Illimity, la banca delle pmi fondata da Corrado Passera, ha collocato ieri un bond di tipo senior preferred con scadenza nel 2027 per un importo di 300 milioni di euro. In avvio di asta, l'emissione rendeva 275 punti sopra il tasso midswap a tre anni (3,16%), quindi viaggiava in area 5,91% per poi stringere a 265 punti grazie ad una richiesta, da parte degli investitori istituzionali, per oltre 400 milioni di euro.
Il prezzo di collocamento a 99,815 porta a rendere il bond il 5,819%, con una cedola annuale attesa del 5,75%. Per fare un confronto, il Btp a 10 anni rende il 3,85%. Il taglio minimo di investimento è di 100.000 euro (codice Isin XS2830523895), bookrunners del collocamento sono stati Bnp Paribas, Imi (Intesa Sanpaolo), NatWest Markets, Santander e Ubs.

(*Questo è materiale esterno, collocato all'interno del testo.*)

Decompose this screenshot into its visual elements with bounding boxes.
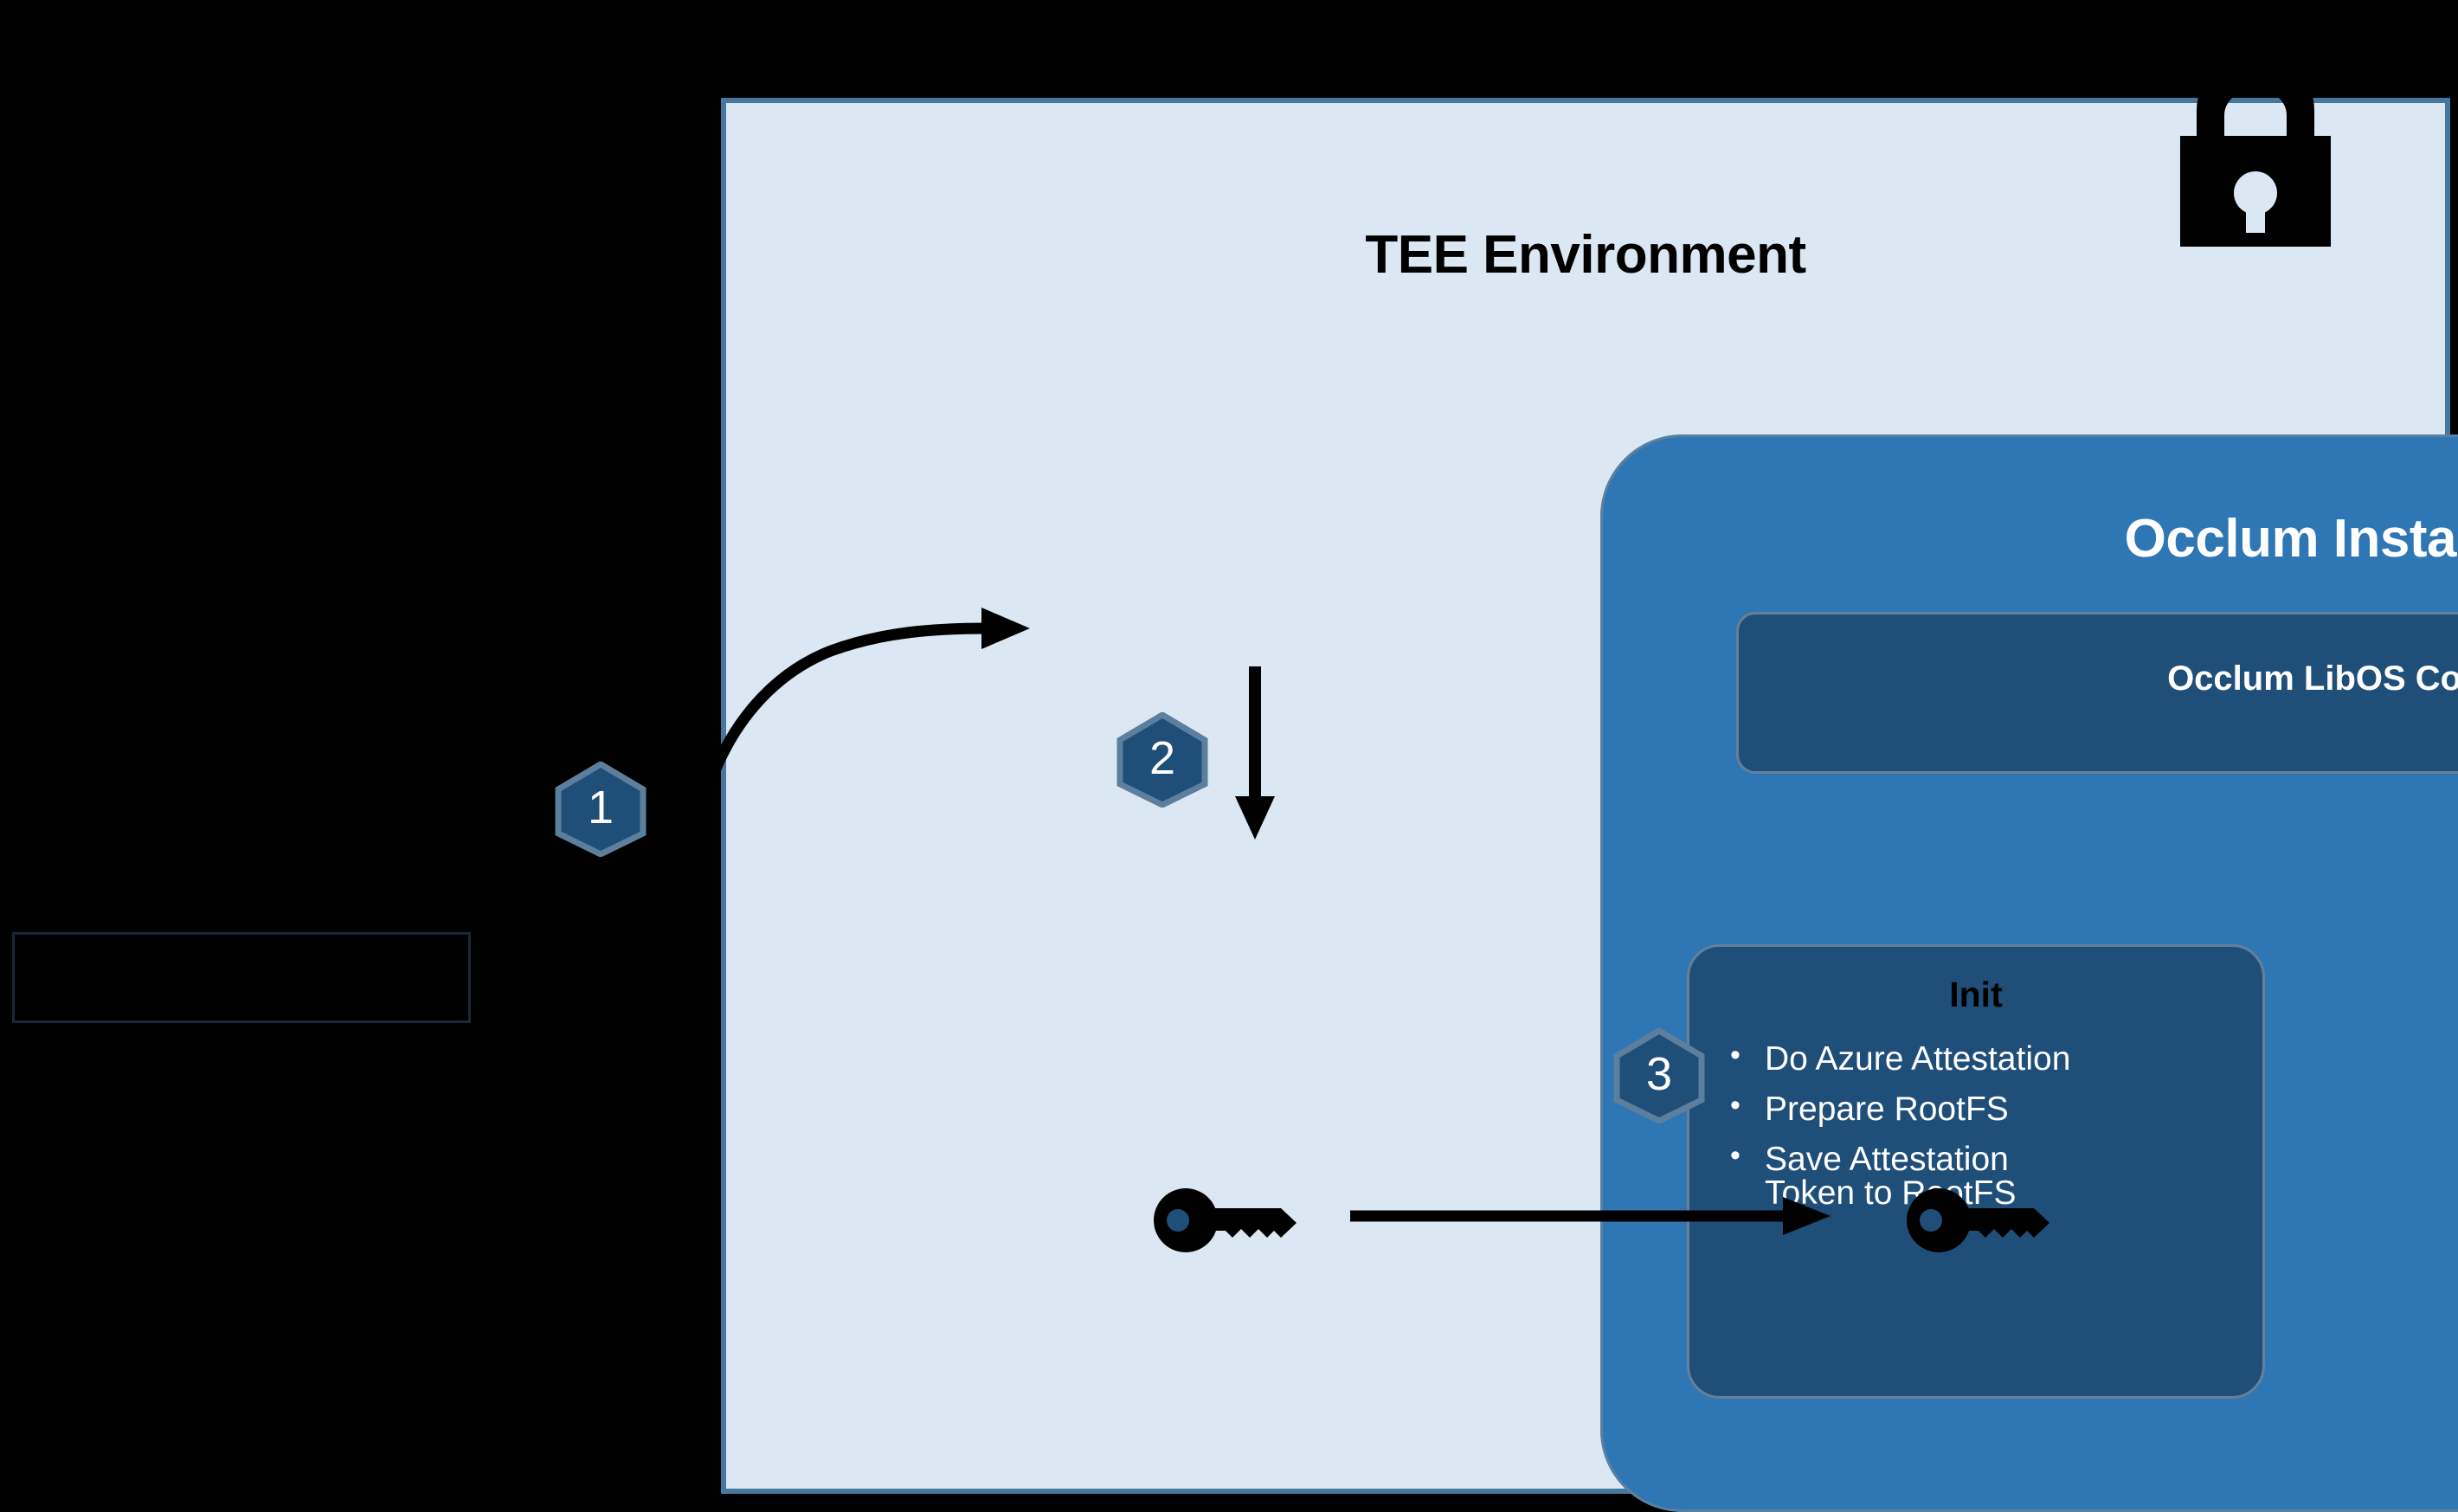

Giacomo Alessi, analista obbligazionario di Finint Private Bank, ha sottolineato a milanofinanza.it che «il nuovo bond è un senior preferred (protezione massima) con scadenza triennale che ha ricevuto un rating Ba1 da Moody's, ovvero il livello più alto del segmento High Yield e rispecchia la sostenibilità di un istituto solido in termini di crescita e business model. Va segnalato che, in generale, il settore Npl è quello che ha sofferto di più in questo periodo, con diversi player del comparto in difficoltà, fatto che ha imposto alla banca di deviare il focus dai non performing». Malgrado questo, prosegue Alessi, «Illimity continua a crescere sotto ogni metrica e ha chiuso il primo trimestre con un utile netto di 10,8 milioni, in aumento del 38%, un Cet 1 al 14,9% e un Total capital ratio al 19%. Numeri che la rendono ben capitalizzata anche se dal mercato azionario arrivano notizie meno brillanti con una performance del titolo in calo di circa l'11% da inizio anno». (riproduzione riservata)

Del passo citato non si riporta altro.